Ever since I went vegan two years ago, unfortunately, it created hormonal havoc for me. I know this isn’t the case for everyone, but it certainly was for me. I’ve started incorporating a moderate amount of protein in my diet from all different sources, but I do try to be as sustainable as possible and I look for plant-based options wherever I can. As long as the rule is this: I have 25 grams of protein with every meal. This has changed my body. The right supplements also make a world of a difference. Make sure to check if you have any deficiencies in Vitamin D, B12, Zinc, or Iron.

Connect with others

Living alone isn’t healthy if it drives you into hyper-independence. This could be a trauma response disguised as a triumph. I think it’s important to be aware that we are creatures of connection; we came from tribes, we were born in a womb and got nurtured in it from a mother, we are raised and socialised into being who we are. So, complete isolation from that can be detrimental to our mental health.

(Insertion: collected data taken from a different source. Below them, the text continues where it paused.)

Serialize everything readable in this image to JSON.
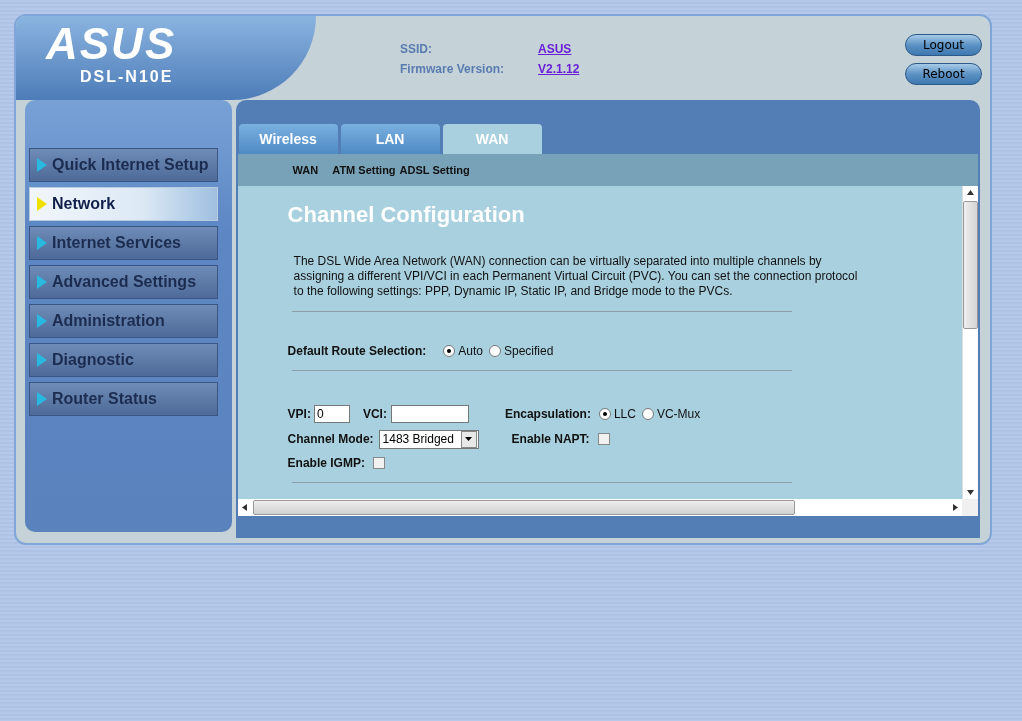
{
  "header": {
    "logo": "ASUS",
    "model": "DSL-N10E",
    "info": [
      {
        "label": "SSID:",
        "value": "ASUS"
      },
      {
        "label": "Firmware Version:",
        "value": "V2.1.12"
      }
    ],
    "buttons": [
      "Logout",
      "Reboot"
    ]
  },
  "sidebar": {
    "items": [
      {
        "label": "Quick Internet Setup",
        "selected": false
      },
      {
        "label": "Network",
        "selected": true
      },
      {
        "label": "Internet Services",
        "selected": false
      },
      {
        "label": "Advanced Settings",
        "selected": false
      },
      {
        "label": "Administration",
        "selected": false
      },
      {
        "label": "Diagnostic",
        "selected": false
      },
      {
        "label": "Router Status",
        "selected": false
      }
    ]
  },
  "tabs": [
    {
      "label": "Wireless",
      "selected": false
    },
    {
      "label": "LAN",
      "selected": false
    },
    {
      "label": "WAN",
      "selected": true
    }
  ],
  "subtabs": [
    "WAN",
    "ATM Setting",
    "ADSL Setting"
  ],
  "content": {
    "title": "Channel Configuration",
    "description": "The DSL Wide Area Network (WAN) connection can be virtually separated into multiple channels by assigning a different VPI/VCI in each Permanent Virtual Circuit (PVC). You can set the connection protocol to the following settings: PPP, Dynamic IP, Static IP, and Bridge mode to the PVCs.",
    "default_route": {
      "label": "Default Route Selection:",
      "options": [
        {
          "label": "Auto",
          "selected": true
        },
        {
          "label": "Specified",
          "selected": false
        }
      ]
    },
    "vpi": {
      "label": "VPI:",
      "value": "0"
    },
    "vci": {
      "label": "VCI:"
    },
    "encapsulation": {
      "label": "Encapsulation:",
      "options": [
        {
          "label": "LLC",
          "selected": true
        },
        {
          "label": "VC-Mux",
          "selected": false
        }
      ]
    },
    "channel_mode": {
      "label": "Channel Mode:",
      "value": "1483 Bridged"
    },
    "enable_napt": {
      "label": "Enable NAPT:",
      "checked": false
    },
    "enable_igmp": {
      "label": "Enable IGMP:",
      "checked": false
    }
  }
}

I try to FaceTime with family or friends on Mondays after work; it gets the week started with connection in mind. I also try to have genuine social media interaction to support my friends or express myself throughout the week. I didn’t realise how helpful sharing my life on socials (reasonably) could be until recently. On the weekends, I schedule something more social so I can have fun and bring more lightness in my life.

Overall, I think living alone has tremendously solidified my sense of self, and it has allowed me to be responsible for my life—a skill we all need to cultivate one way or another. But I know it’s not for everyone. Some of us thrive when we are around others more and that’s okay. But for my fellow single people out there, you’re not alone.

Finding our feet in this crazy, messy world isn’t easy. It starts with our mindset, a strategy, a routine, and most importantly, a powerful “why” behind our actions. This keeps us grounded in the face of challenges and the overthinking that often happens when we find ourselves living alone for the first time.